Newsweek gave Fareed Zakaria front-page treatment to a very sensible and long-overdue essay on what’s degrading America’s greatness: Fear. And he takes our drooling fear-monger of an ex-Governor to the woodshed:
The presidential campaign could have provided the opportunity for a national discussion of the new world we live in. So far, on the Republican side, it has turned into an exercise in chest-thumping. Whipping up hysteria requires magnifying the foe. The enemy is vast, global and relentless. Giuliani casually lumps together Iran and Al Qaeda. Mitt Romney goes further, banding together all the supposed bad guys. “This is about Shia and Sunni.
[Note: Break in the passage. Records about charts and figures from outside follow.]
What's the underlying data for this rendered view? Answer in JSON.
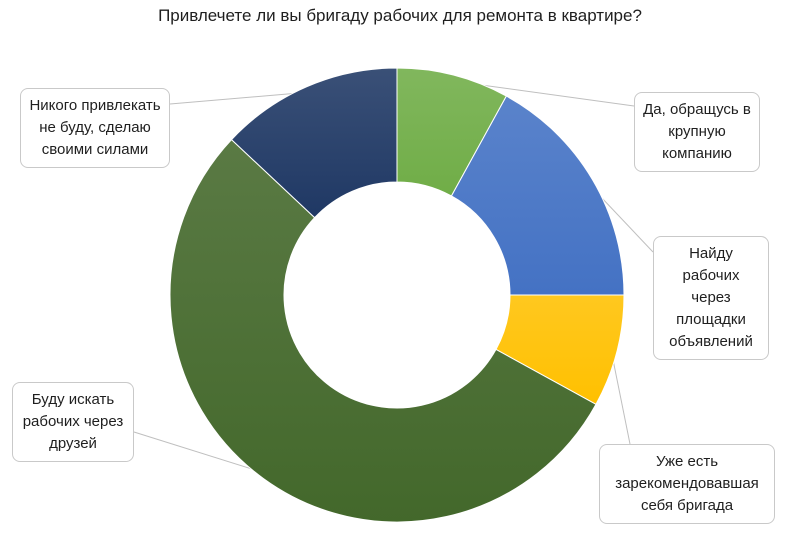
{
  "chart_data": {
    "type": "donut",
    "title": "Привлечете ли вы бригаду рабочих для ремонта в квартире?",
    "slices": [
      {
        "lines": [
          "Да, обращусь в",
          "крупную",
          "компанию"
        ],
        "value": 8,
        "color": "#70ad47"
      },
      {
        "lines": [
          "Найду рабочих",
          "через площадки",
          "объявлений"
        ],
        "value": 17,
        "color": "#4472c4"
      },
      {
        "lines": [
          "Уже есть",
          "зарекомендовавшая",
          "себя бригада"
        ],
        "value": 8,
        "color": "#ffc000"
      },
      {
        "lines": [
          "Буду искать",
          "рабочих через",
          "друзей"
        ],
        "value": 54,
        "color": "#43682b"
      },
      {
        "lines": [
          "Никого привлекать",
          "не буду, сделаю",
          "своими силами"
        ],
        "value": 13,
        "color": "#1f3864"
      }
    ]
  }
}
This is about Hizbullah and Hamas and Al Qaeda and the Muslim Brotherhood,” he recently declared.
But Iran is a Shiite power and actually helped the United States topple the Qaeda-backed Taliban regime in Afghanistan. Qaeda-affiliated radical Sunnis are currently slaughtering Shiites in Iraq, and Iranian-backed Shiite militias are responding by executing and displacing Iraq’s Sunnis. We are repeating one of the central errors of the early cold war — putting together all our potential adversaries rather than dividing them. Mao and Stalin were both nasty. But they were nasties who disliked one another, a fact that could be exploited to the great benefit of the free world. To miss this is not strength. It’s stupidity.
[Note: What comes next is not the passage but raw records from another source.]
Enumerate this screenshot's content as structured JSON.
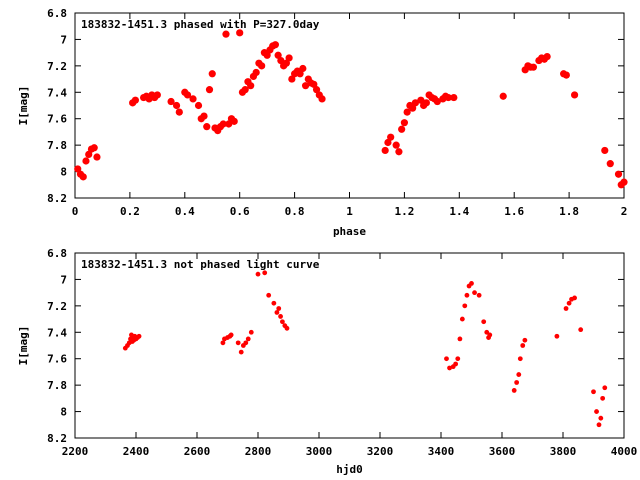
{
  "chart_data": [
    {
      "type": "scatter",
      "title": "183832-1451.3 phased with P=327.0day",
      "xlabel": "phase",
      "ylabel": "I[mag]",
      "xlim": [
        0,
        2
      ],
      "ylim": [
        6.8,
        8.2
      ],
      "y_inverted": true,
      "xticks": [
        "0",
        "0.2",
        "0.4",
        "0.6",
        "0.8",
        "1",
        "1.2",
        "1.4",
        "1.6",
        "1.8",
        "2"
      ],
      "yticks": [
        "6.8",
        "7",
        "7.2",
        "7.4",
        "7.6",
        "7.8",
        "8",
        "8.2"
      ],
      "grid": false,
      "marker_color": "#ff0000",
      "series": [
        {
          "x": [
            0.01,
            0.02,
            0.03,
            0.04,
            0.05,
            0.06,
            0.07,
            0.08,
            0.21,
            0.22,
            0.25,
            0.26,
            0.27,
            0.28,
            0.29,
            0.3,
            0.35,
            0.37,
            0.38,
            0.4,
            0.41,
            0.43,
            0.45,
            0.46,
            0.47,
            0.48,
            0.49,
            0.5,
            0.51,
            0.52,
            0.53,
            0.54,
            0.55,
            0.56,
            0.57,
            0.58,
            0.6,
            0.61,
            0.62,
            0.63,
            0.64,
            0.65,
            0.66,
            0.67,
            0.68,
            0.69,
            0.7,
            0.71,
            0.72,
            0.73,
            0.74,
            0.75,
            0.76,
            0.77,
            0.78,
            0.79,
            0.8,
            0.81,
            0.82,
            0.83,
            0.84,
            0.85,
            0.86,
            0.87,
            0.88,
            0.89,
            0.9,
            1.13,
            1.14,
            1.15,
            1.17,
            1.18,
            1.19,
            1.2,
            1.21,
            1.22,
            1.23,
            1.24,
            1.26,
            1.27,
            1.28,
            1.29,
            1.3,
            1.31,
            1.32,
            1.34,
            1.35,
            1.36,
            1.38,
            1.56,
            1.64,
            1.65,
            1.66,
            1.67,
            1.69,
            1.7,
            1.71,
            1.72,
            1.78,
            1.79,
            1.82,
            1.93,
            1.95,
            1.98,
            1.99,
            2.0
          ],
          "y": [
            7.98,
            8.02,
            8.04,
            7.92,
            7.87,
            7.83,
            7.82,
            7.89,
            7.48,
            7.46,
            7.44,
            7.43,
            7.45,
            7.42,
            7.44,
            7.42,
            7.47,
            7.5,
            7.55,
            7.4,
            7.42,
            7.45,
            7.5,
            7.6,
            7.58,
            7.66,
            7.38,
            7.26,
            7.67,
            7.69,
            7.66,
            7.64,
            6.96,
            7.64,
            7.6,
            7.62,
            6.95,
            7.4,
            7.38,
            7.32,
            7.35,
            7.28,
            7.25,
            7.18,
            7.2,
            7.1,
            7.12,
            7.08,
            7.05,
            7.04,
            7.12,
            7.16,
            7.2,
            7.18,
            7.14,
            7.3,
            7.26,
            7.24,
            7.26,
            7.22,
            7.35,
            7.3,
            7.33,
            7.34,
            7.38,
            7.42,
            7.45,
            7.84,
            7.78,
            7.74,
            7.8,
            7.85,
            7.68,
            7.63,
            7.55,
            7.5,
            7.52,
            7.48,
            7.46,
            7.5,
            7.48,
            7.42,
            7.44,
            7.45,
            7.47,
            7.45,
            7.43,
            7.44,
            7.44,
            7.43,
            7.23,
            7.2,
            7.21,
            7.21,
            7.16,
            7.14,
            7.15,
            7.13,
            7.26,
            7.27,
            7.42,
            7.84,
            7.94,
            8.02,
            8.1,
            8.08
          ]
        }
      ]
    },
    {
      "type": "scatter",
      "title": "183832-1451.3 not phased light curve",
      "xlabel": "hjd0",
      "ylabel": "I[mag]",
      "xlim": [
        2200,
        4000
      ],
      "ylim": [
        6.8,
        8.2
      ],
      "y_inverted": true,
      "xticks": [
        "2200",
        "2400",
        "2600",
        "2800",
        "3000",
        "3200",
        "3400",
        "3600",
        "3800",
        "4000"
      ],
      "yticks": [
        "6.8",
        "7",
        "7.2",
        "7.4",
        "7.6",
        "7.8",
        "8",
        "8.2"
      ],
      "grid": false,
      "marker_color": "#ff0000",
      "series": [
        {
          "x": [
            2365,
            2372,
            2378,
            2382,
            2385,
            2388,
            2390,
            2393,
            2396,
            2400,
            2405,
            2410,
            2685,
            2690,
            2700,
            2708,
            2712,
            2735,
            2745,
            2752,
            2760,
            2768,
            2778,
            2800,
            2822,
            2835,
            2852,
            2862,
            2868,
            2874,
            2880,
            2888,
            2895,
            3418,
            3428,
            3440,
            3448,
            3455,
            3462,
            3470,
            3478,
            3485,
            3492,
            3500,
            3510,
            3525,
            3540,
            3550,
            3556,
            3560,
            3640,
            3648,
            3655,
            3660,
            3668,
            3675,
            3780,
            3810,
            3820,
            3828,
            3838,
            3858,
            3900,
            3910,
            3918,
            3924,
            3930,
            3937
          ],
          "y": [
            7.52,
            7.5,
            7.48,
            7.45,
            7.42,
            7.47,
            7.44,
            7.46,
            7.43,
            7.45,
            7.44,
            7.43,
            7.48,
            7.45,
            7.44,
            7.43,
            7.42,
            7.48,
            7.55,
            7.5,
            7.48,
            7.45,
            7.4,
            6.96,
            6.95,
            7.12,
            7.18,
            7.25,
            7.22,
            7.28,
            7.32,
            7.35,
            7.37,
            7.6,
            7.67,
            7.66,
            7.64,
            7.6,
            7.45,
            7.3,
            7.2,
            7.12,
            7.05,
            7.03,
            7.1,
            7.12,
            7.32,
            7.4,
            7.44,
            7.42,
            7.84,
            7.78,
            7.72,
            7.6,
            7.5,
            7.46,
            7.43,
            7.22,
            7.18,
            7.15,
            7.14,
            7.38,
            7.85,
            8.0,
            8.1,
            8.05,
            7.9,
            7.82
          ]
        }
      ]
    }
  ]
}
I have to imagine the voting public would like to hear a strong, courageous, positive alternative to the fear-drenched hysteria of BushCo and its heirs. And that means calling fear-mongering just what it is. Call it by its name, and ask why we can’t do any better than this. Ask why our leaders are so quick to consent to being terrorized.
Edwards has come along somewhat in rejecting the “war on terror” trope; I look forward to the other candidates following suit.